Definition of mutilation in English:



  • 1The action of mutilating or being mutilated.

    ‘a culture which found any mutilation of the body abhorrent’
    ‘there were fatalities and appalling mutilations’
    • ‘Scientists from a foreign power could be involved, performing the mutilations for analysis.’
    • ‘Nelson lost his eye and his arm in the course of his duties, accepting the risk of mutilation and death for what he believed was a higher purpose.’
    • ‘When police checked his computer it contained information about kidnappings, murder and the mutilation of bodies.’
    • ‘Whilst I was thus examining this new development, Joey sat motionless, as so often, totally mute, showing no emotion about the mutilation of his body as now revealed to me.’
    • ‘Now Anna feels like she is considered the resident expert on whippings, body mutilation, and pleasure through pain.’
    • ‘Their reasoning is that some local societies follow practices that violate human rights, such as female genital mutilation and other violations of the right against gender discrimination.’
    • ‘Human-rights organizations have charged his forces with widespread rape, massacres in churches, mutilation, torture, cannibalism and forced conscription of child combatants.’
    • ‘With an armed uprising by a united Iraqi opposition would there have been the killing and mutilation of thousands of people?’
    • ‘The exhibit consists of a laundry line from which hang works of art, poetry, personal reflections and bras replete with statistics about sexual abuse, eating disorders and genital mutilation.’
    • ‘Other pressures facing children in detention are the ongoing exposure to trauma of parents and siblings, witnessing acts of violence between officers and detainees, self-harm, mutilation and attempted hangings.’
    • ‘The play balances characters that vehemently oppose mutilation with vigorous proponents of a practice that they see as enhancing their culture.’
    • ‘Under the Anglo-Saxons and the Normans, and throughout the Middle Ages, criminals were punished by fines and, for serious crime, death or mutilation.’
    • ‘It is amazing that readers, with little first-hand knowledge of the facts or of the police/military investigation, are quick to demand prison, mutilation or death to these individuals.’
    • ‘There are reports of rape, mutilation, and cannibalism.’
    • ‘Cattle mutilations are logically explainable only as Extraterrestrial activities.’

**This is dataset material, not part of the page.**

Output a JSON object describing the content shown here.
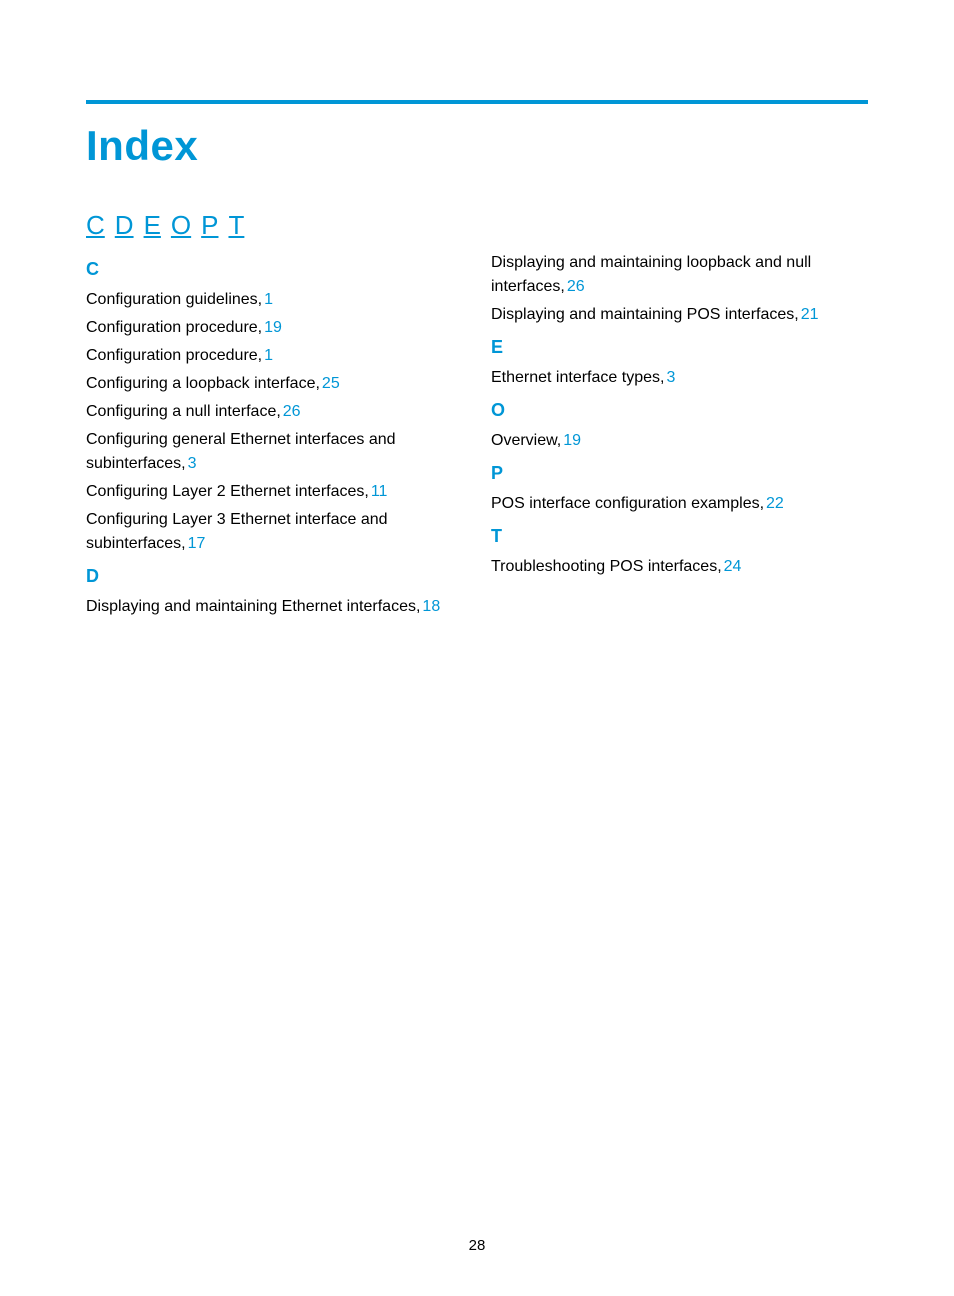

    • ‘They suffer social ostracism, economic deprivation, educational backwardness and they invariably fall prey to most serious forms of persecution in society - rape, killings, mutilation, arson, destruction of property.’
    • ‘The images of suffering and mutilation, of limbless children and deformed young women, have been in the media for years, from Afghanistan to Zimbabwe.’
    • ‘Mutilation was used throughout medieval and early-modern Europe to inscribe punishment publicly upon the body.’
    • ‘The animal had clear signs of mutilation: it was missing an eye, its udders and its reproductive organs.’
    • ‘The military is, however, quite interested in all alien activities including cattle mutilations, and actively seeks to investigate them.’
    maiming, disfigurement, dismembering
    View synonyms
    1. 1.1 The infliction of serious damage on something.
      ‘the mutilation of the English language’
      • ‘The initial authors of a report may often object to the mutilation of their manuscript.’
      • ‘A typical instance of mutilation of a notable literary work to serve commercial interest had come up in a judicial court recently over a TV serial.’
      • ‘As this passage indicates, the white supremacist denial of black success effects a symbolic decapitation, or, more properly, psychological mutilation.’
      • ‘Beware of agency mutilation of your footers.’
      • ‘However, the mutilation of the monuments indicate that she had fallen from grace.’
      • ‘He was indignant about the mutilation of the cable and wanted to make a complaint about it right away.’
      • ‘Likewise in the poem, the author conjures up the image of a "common motherland", and once again mourns the mutilation of rural Punjab.’